High Dynamic Range Imaging
Generate a High Dynamic Range (HDR) image from multiple images under different exposures.
Figure 1. Input: a serise of images with different exposure times. Output: an HDR image.
HDR images have large dynamic ranges that correspond to the irradiance value of a scene in the physical world. We implement a program to assemble an HDR image from a list of images with an identical scene but with different exposure times. The end-to-end algorithm contains three steps: 1) image alignment, 2) HDR, and 3) tone mapping. We implement the Ward’s Median Threshold Bitmap (MTB) algorithm for image alignment, both Paul Debevec's and Robertson's method for HDR, and both global and local version for tone mapping. Exemplary results for each step are shown below. Please refer to the technical report for more details. Our code is also publically available at GitHub.
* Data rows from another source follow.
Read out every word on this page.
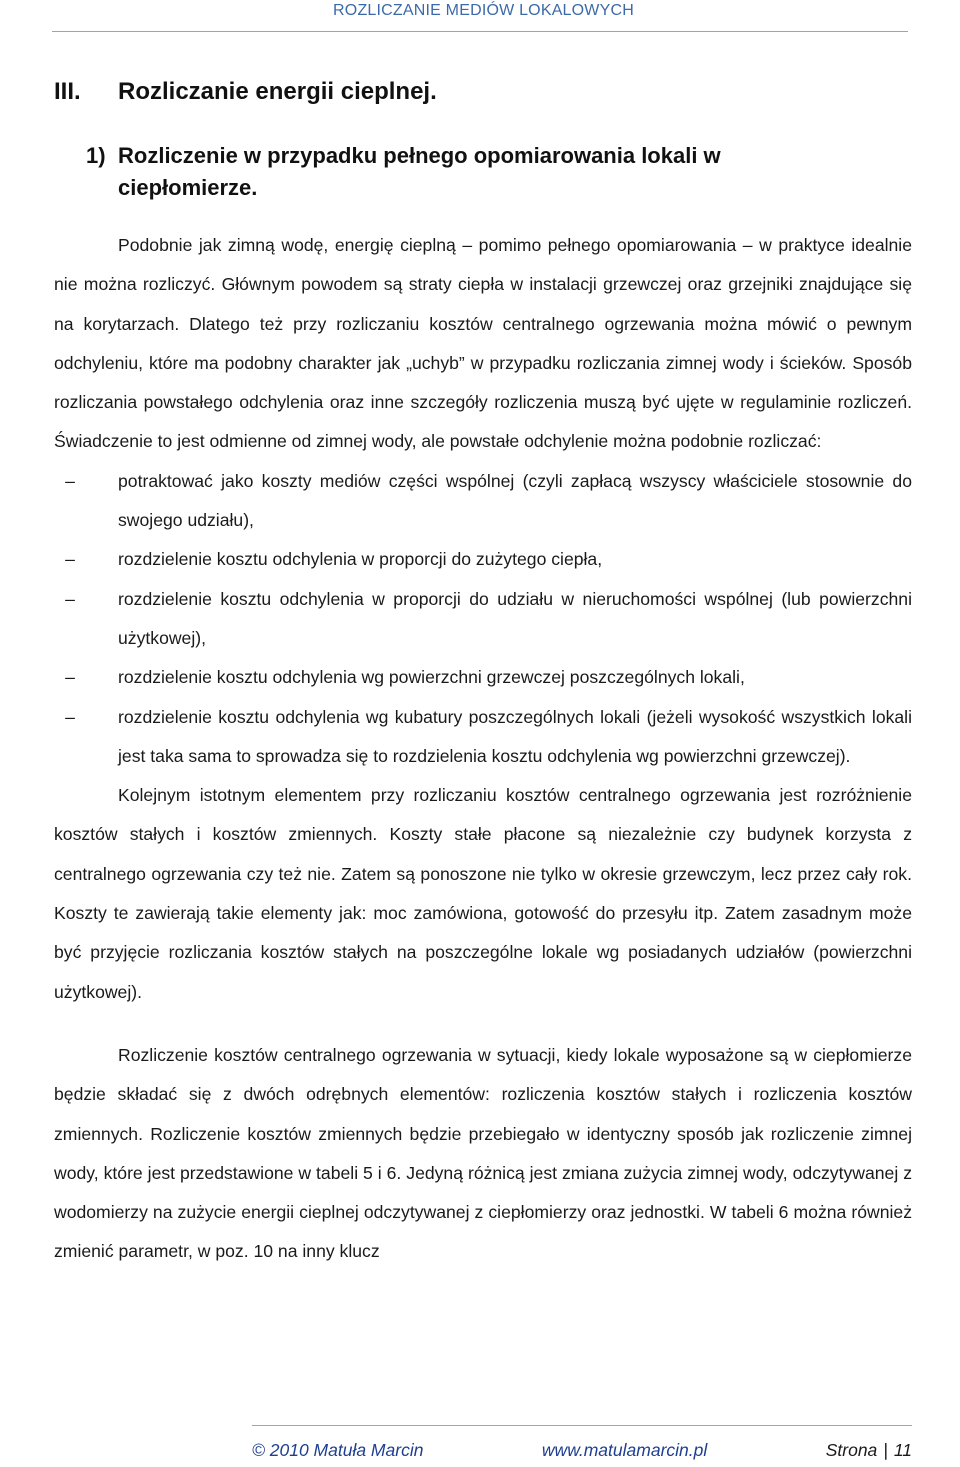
ROZLICZANIE MEDIÓW LOKALOWYCH
III. Rozliczanie energii cieplnej.
1) Rozliczenie w przypadku pełnego opomiarowania lokali w ciepłomierze.

Podobnie jak zimną wodę, energię cieplną – pomimo pełnego opomiarowania – w praktyce idealnie nie można rozliczyć. Głównym powodem są straty ciepła w instalacji grzewczej oraz grzejniki znajdujące się na korytarzach. Dlatego też przy rozliczaniu kosztów centralnego ogrzewania można mówić o pewnym odchyleniu, które ma podobny charakter jak „uchyb” w przypadku rozliczania zimnej wody i ścieków. Sposób rozliczania powstałego odchylenia oraz inne szczegóły rozliczenia muszą być ujęte w regulaminie rozliczeń. Świadczenie to jest odmienne od zimnej wody, ale powstałe odchylenie można podobnie rozliczać:

–	potraktować jako koszty mediów części wspólnej (czyli zapłacą wszyscy właściciele stosownie do swojego udziału),
–	rozdzielenie kosztu odchylenia w proporcji do zużytego ciepła,
–	rozdzielenie kosztu odchylenia w proporcji do udziału w nieruchomości wspólnej (lub powierzchni użytkowej),
–	rozdzielenie kosztu odchylenia wg powierzchni grzewczej poszczególnych lokali,
–	rozdzielenie kosztu odchylenia wg kubatury poszczególnych lokali (jeżeli wysokość wszystkich lokali jest taka sama to sprowadza się to rozdzielenia kosztu odchylenia wg powierzchni grzewczej).

Kolejnym istotnym elementem przy rozliczaniu kosztów centralnego ogrzewania jest rozróżnienie kosztów stałych i kosztów zmiennych. Koszty stałe płacone są niezależnie czy budynek korzysta z centralnego ogrzewania czy też nie. Zatem są ponoszone nie tylko w okresie grzewczym, lecz przez cały rok. Koszty te zawierają takie elementy jak: moc zamówiona, gotowość do przesyłu itp. Zatem zasadnym może być przyjęcie rozliczania kosztów stałych na poszczególne lokale wg posiadanych udziałów (powierzchni użytkowej).

Rozliczenie kosztów centralnego ogrzewania w sytuacji, kiedy lokale wyposażone są w ciepłomierze będzie składać się z dwóch odrębnych elementów: rozliczenia kosztów stałych i rozliczenia kosztów zmiennych. Rozliczenie kosztów zmiennych będzie przebiegało w identyczny sposób jak rozliczenie zimnej wody, które jest przedstawione w tabeli 5 i 6. Jedyną różnicą jest zmiana zużycia zimnej wody, odczytywanej z wodomierzy na zużycie energii cieplnej odczytywanej z ciepłomierzy oraz jednostki. W tabeli 6 można również zmienić parametr, w poz. 10 na inny klucz

© 2010 Matuła Marcin	www.matulamarcin.pl	Strona | 11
Figure 2. From left to right: original image, median threshold bitmap, and exclusion bitmap.
Figure 3. Irradiance map of RGB channels and function g(Zij) in Debevec’s Method with lambda = 10.
Figure 4. From left to right: Paul Debevec's method, Robertson's method, Matlab’s default implementation.
Figure 5. Three methods for tone mapping. From left to right: Reinhard’s global version, Reinhard’s local version, Matlab’s default implementation.